Selbst wenn wir irgendwann mal 20 Stunden Wochen als Regelzeit haben wird es Menschen gehen, die meckern und die 10h Woche fordern.
Der Achtstundentag wurde 1918 eingeführt. Was meinst du mit früher? Mittelalter?
Hört sich vielleicht komisch an, aber eine körperliche Arbeit lässt sich mMn länger durchhalten als eine intellektuell fordernde Aufgabe.
Ich bin vom WP über das Controlling zu einem Job als Data Scientist kommen. Jeder Jobwechsel war mit intellektuell deutlich anspruchsvolleren Arbeiten verbunden. Während 11-12 Stunden als WP gar kein Problem waren (Durchhaken, Dokumentieren, einfach das Gleiche machen wie im Vorjahr), war es im Controlling schon deutlich schwerer, sich lange zu konzentrieren. Sehr komplexe Datentabellen und Analysen. Auch immer das Wissen, dass man nicht mehr Kontrolle über alle Daten hat, weil die Datenmengen unfassbar groß waren. Jetzt in meinem aktuellen Job kommen vielleicht 3 Stunden produktive Arbeit am Tag zusammen. Mehr ist nicht möglich.
Also, eigentlich müsste ich wirklich mal morgens von 8-12 konzentriert durcharbeiten, in dem Wissen, dass ab 12h Feierabend ist. Dann wäre ich am produktivsten. Besser als jetzt aktuell, wo man morgens bisschen was macht, dann mit Kollegen quatsch, surft usw. um seine kognitiven Ressourcen zu schonen und dann nachmittags noch mal bisschen was macht. Ich wäre viel produktiver.
Aber dann würde ich einen Teilzeit-Vertrag machen müssen, nur für 4 Stunden bezahlt werden und am Ende weniger bekommen als ein Controller oder WP-Assi.

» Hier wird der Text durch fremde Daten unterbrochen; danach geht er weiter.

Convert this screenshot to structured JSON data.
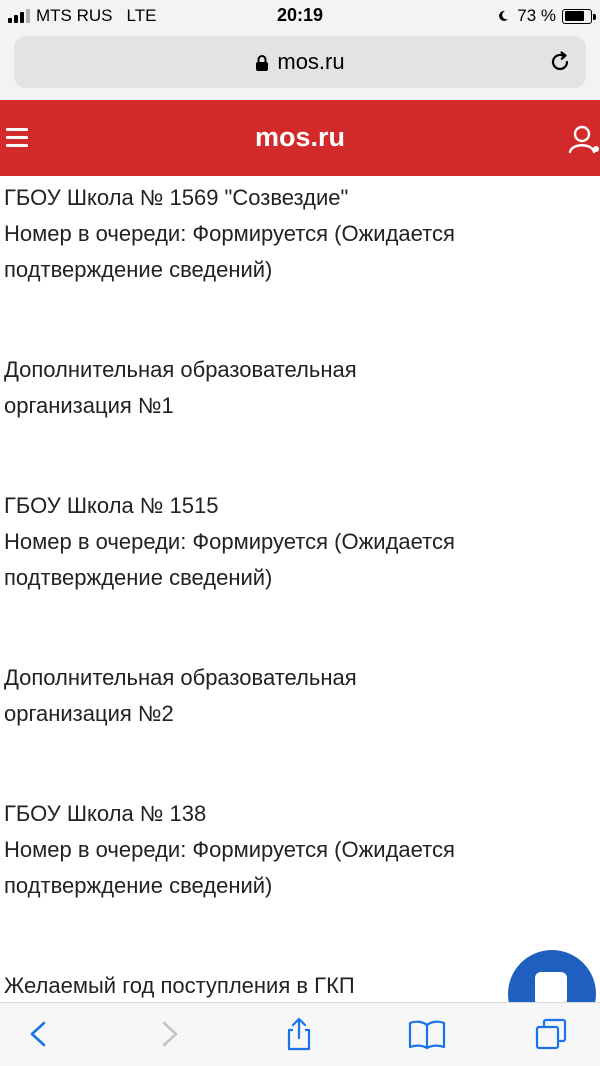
{
  "status_bar": {
    "carrier": "MTS RUS",
    "network": "LTE",
    "time": "20:19",
    "battery_percent": "73 %",
    "signal_bars": 4,
    "signal_bars_active": 3
  },
  "browser": {
    "url": "mos.ru",
    "icons": [
      "lock-icon",
      "reload-icon"
    ]
  },
  "header": {
    "title": "mos.ru",
    "background_color": "#d22a2a",
    "icons": [
      "menu-icon",
      "user-icon"
    ]
  },
  "entries": [
    {
      "title": "ГБОУ Школа № 1569 \"Созвездие\"",
      "lines": [
        "Номер в очереди: Формируется (Ожидается",
        "подтверждение сведений)"
      ]
    },
    {
      "title": "Дополнительная образовательная",
      "lines": [
        "организация №1"
      ]
    },
    {
      "title": "ГБОУ Школа № 1515",
      "lines": [
        "Номер в очереди: Формируется (Ожидается",
        "подтверждение сведений)"
      ]
    },
    {
      "title": "Дополнительная образовательная",
      "lines": [
        "организация №2"
      ]
    },
    {
      "title": "ГБОУ Школа № 138",
      "lines": [
        "Номер в очереди: Формируется (Ожидается",
        "подтверждение сведений)"
      ]
    },
    {
      "title": "Желаемый год поступления в ГКП",
      "lines": []
    }
  ],
  "chat_button": {
    "color": "#1f5fbf",
    "icon": "chat-icon"
  },
  "toolbar": {
    "icons": [
      "back-icon",
      "forward-icon",
      "share-icon",
      "bookmarks-icon",
      "tabs-icon"
    ],
    "accent_color": "#1a73e8"
  }
}
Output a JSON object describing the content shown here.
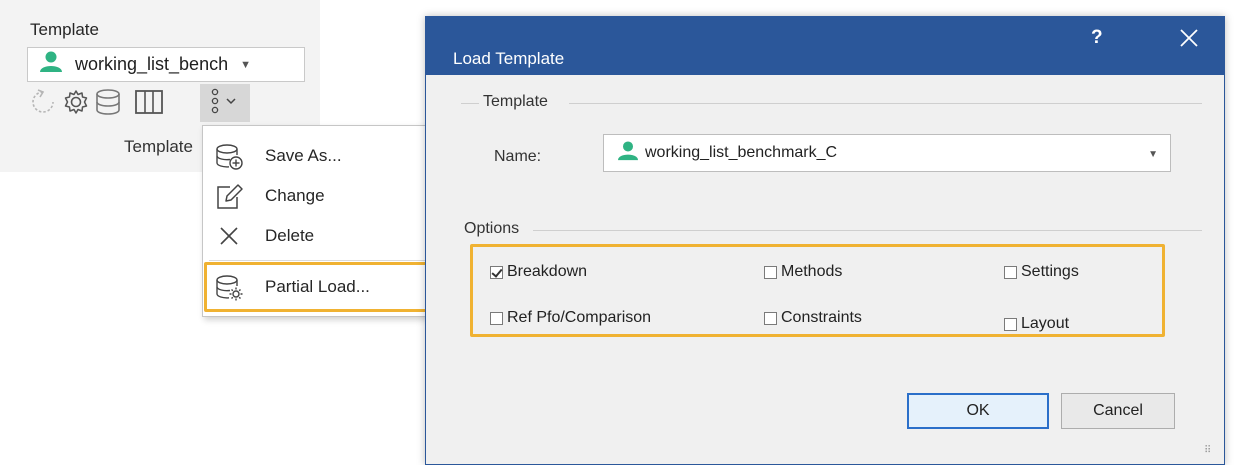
{
  "ribbon": {
    "title": "Template",
    "selected_template": "working_list_bench",
    "caption": "Template"
  },
  "menu": {
    "items": [
      {
        "label": "Save As...",
        "icon": "database-add-icon"
      },
      {
        "label": "Change",
        "icon": "edit-icon"
      },
      {
        "label": "Delete",
        "icon": "close-icon"
      },
      {
        "label": "Partial Load...",
        "icon": "database-gear-icon"
      }
    ]
  },
  "dialog": {
    "title": "Load Template",
    "help": "?",
    "template_group": "Template",
    "name_label": "Name:",
    "name_value": "working_list_benchmark_C",
    "options_group": "Options",
    "options": [
      {
        "label": "Breakdown",
        "checked": true
      },
      {
        "label": "Methods",
        "checked": false
      },
      {
        "label": "Settings",
        "checked": false
      },
      {
        "label": "Ref Pfo/Comparison",
        "checked": false
      },
      {
        "label": "Constraints",
        "checked": false
      },
      {
        "label": "Layout",
        "checked": false
      }
    ],
    "ok_label": "OK",
    "cancel_label": "Cancel"
  },
  "colors": {
    "titlebar": "#2b579a",
    "highlight": "#f0b232",
    "person": "#2fb383"
  }
}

Und die von "Arbeitern" geprägten Gewerkschaften sehen halt nicht, dass Wissensarbeiter keine 8 Stunden am Stück etwas leisten können. Und mit Wissensarbeiter meine ich nicht die Buchhaltungskraft, den WP-Assi oder die Leute im Kundendienst. Sondern Data Scientists, Softwareentwickler, usw - Berufe mit extremen Abstraktionsleveln von der "Wirklichkeit".